La plateforme de blogs d'Elon Musk aurait cédé aux pressions des législateurs indiens et promis de se conformer à la législation du pays. Selon des sources proches du dossier, après plusieurs échanges, la plateforme a indiqué que plus de 3 500 contenus avaient été bloqués et plus de 600 comptes supprimés.
Cette action fait suite à une demande du gouvernement indien adressée à la plateforme pour qu'elle corrige son chatbot Grok, utilisé pour générer du contenu explicite et obscène mettant en scène des femmes. Dans un précédent article , Cryptopolitan indiquait que l'Inde avait exhorté la plateforme à apporter des modifications immédiates à son chatbot. Ce dernier avait servi à créer plusieurs images de femmes retouchées par intelligence artificielle, dont l'une a suscité des critiques non seulement en Inde, mais aussi de la part de dirigeants du monde entier.

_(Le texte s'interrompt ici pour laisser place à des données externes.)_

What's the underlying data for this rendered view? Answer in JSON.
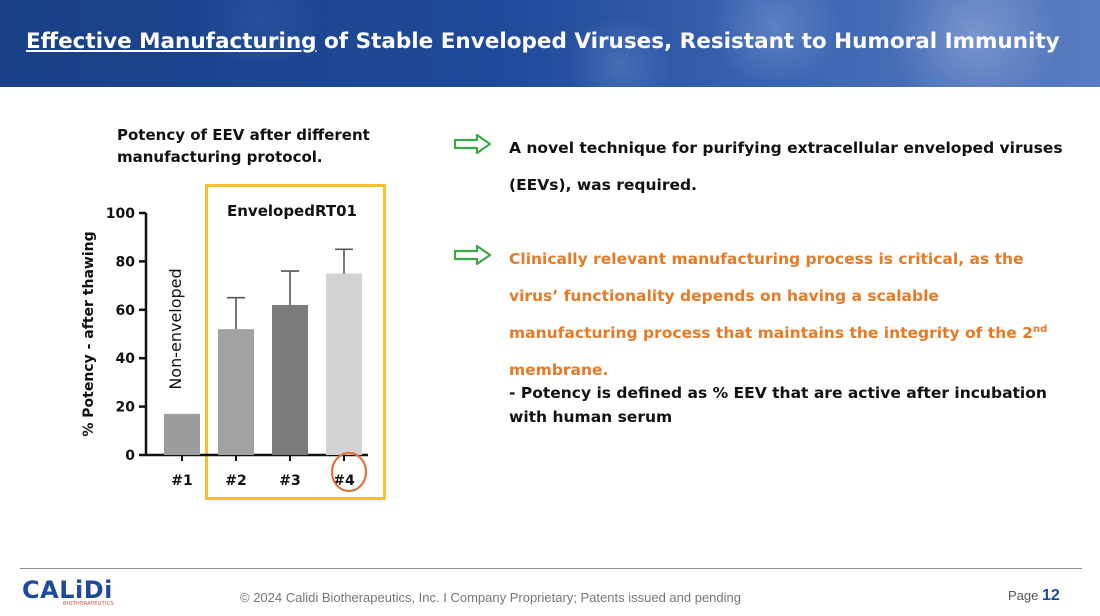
{
  "header": {
    "title_underlined": "Effective Manufacturing",
    "title_rest": " of Stable Enveloped Viruses, Resistant to Humoral Immunity"
  },
  "chart_caption": "Potency of EEV after different manufacturing protocol.",
  "box_label": "EnvelopedRT01",
  "colors": {
    "header_blue": "#1f4a99",
    "highlight": "#f2c230",
    "arrow_green": "#3aa845",
    "orange_text": "#e57a27",
    "circle": "#e2703a"
  },
  "chart_data": {
    "type": "bar",
    "categories": [
      "#1",
      "#2",
      "#3",
      "#4"
    ],
    "values": [
      17,
      52,
      62,
      75
    ],
    "errors": [
      null,
      13,
      14,
      10
    ],
    "colors": [
      "#9c9c9e",
      "#a2a2a4",
      "#7b7b7d",
      "#d3d3d5"
    ],
    "ylabel": "% Potency - after thawing",
    "ylim": [
      0,
      100
    ],
    "yticks": [
      0,
      20,
      40,
      60,
      80,
      100
    ],
    "annotation": "Non-enveloped",
    "circled_category": "#4"
  },
  "bullets": {
    "b1": "A novel technique for purifying extracellular enveloped viruses (EEVs), was required.",
    "b2_pre": "Clinically relevant manufacturing process is critical, as the virus’ functionality depends on having a scalable manufacturing process that maintains the integrity of the 2",
    "b2_sup": "nd",
    "b2_post": " membrane.",
    "b3": "- Potency is defined as % EEV that are active after incubation with human serum"
  },
  "footer": {
    "logo": "CALiDi",
    "logo_sub": "BIOTHERAPEUTICS",
    "copyright": "© 2024 Calidi Biotherapeutics, Inc. I  Company Proprietary; Patents issued and pending",
    "page_label": "Page",
    "page_number": "12"
  }
}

X promet de se conformer aux lois indiennes
À l'époque, le gouvernement indien avait donné à la plateforme un ultimatum de 72 heures pour répondre aux préoccupations soulevées. Il lui avait également demandé de soumettre un rapport détaillant les mesures prises pour empêcher l'hébergement, la création et la diffusion de contenus obscènes. Le ministère indien des Technologies de l'information avait averti que le non-respect de ces directives pourrait entraîner la perte de la protection de la plateforme. Tout porte désormais à croire, d'après les informations en provenance d'Inde, que la plateforme de blogs remplit ces conditions.
L'entreprise a indiqué qu'à l'avenir, elle n'autoriserait plus la création d'images obscènes et qu'elle se conformerait à la législation indienne. « X a reconnu son erreur et s'est engagée à respecter la législation indienne. L'entreprise a bloqué environ 3 500 contenus et plus de 600 comptes ont été supprimés. À l'avenir, X n'autorisera plus la création d'images obscènes », a déclaré un haut responsable du ministère de l'Électronique tron des Technologies de l'information (MeitY).
Des informations ont filtré dans les médias grand public vendredi selon lesquelles le gouvernement indien envisageait des poursuites judiciaires contre Grok, le chatbot d'intelligence artificielle de la plateforme. Le gouvernement estimait que les réponses fournies par l'entreprise étaient insatisfaisantes et avait donc dû adresser une nouvelle mise en demeure pour obtenir des informations complémentaires. Selon certaines sources, Grok aurait énuméré ses politiques dans ses réponses, au lieu de détailler les mesures prises, ce que le gouvernement indien a jugé insuffisant.
Le ministère de l'Électronique et des Technologies de l'information (MeitY) demande à X de fournir des informations complémentaires
Le 2 janvier, le ministère de l'Électronique et des Technologies de l'information (MeitY) a clairement indiqué que si X ne parvenait pas à maîtriser les activités de sa plateforme, des mesures réglementaires pourraient être prises. Dans sa réponse, l'entreprise a sollicité un délai supplémentaire de deux jours, que le MeitY a refusé, ne lui accordant que 24 heures pour répondre. Au lieu de mettre en avant les mesures prises pour lutter contre le problème, X a insisté sur le contrôle qu'elle exerçait concernant des éléments tels que la nudité non consensuelle et les contenus synthétiques.
X a également exposé les procédures qu'elle suit dans ce genre de cas, précisant avoir déjà pris certaines mesures. Cependant, la plateforme a refusé d'expliquer comment les faits se sont produits et quelles mesures elle a prises. En conséquence, le gouvernement indien a adressé une nouvelle mise en demeure à la plateforme, lui demandant de fournir les informations requises sous peine de poursuites judiciaires. Le pays a averti la plateforme qu'elle pourrait faire l'objet de poursuites en vertu de l'article 79 de la loi sur les technologies de l'information.
Par ailleurs, l'Inde n'est pas le seul pays à tenter d'engager des poursuites judiciaires contre X en raison des problèmes persistants. Selon un précédent Cryptopolitan Selon un rapport , le Premier ministre australien Anthony Albanese a exhorté la plateforme à prendre des mesures face à ce problème, soulignant la nécessité d'améliorer les réseaux sociaux pour les utilisateurs. Par ailleurs, l'Indonésie a temporairement suspendu Grok sur son territoire en raison du même problème, et a demandé à la plateforme de trouver une solution pour le chatbot.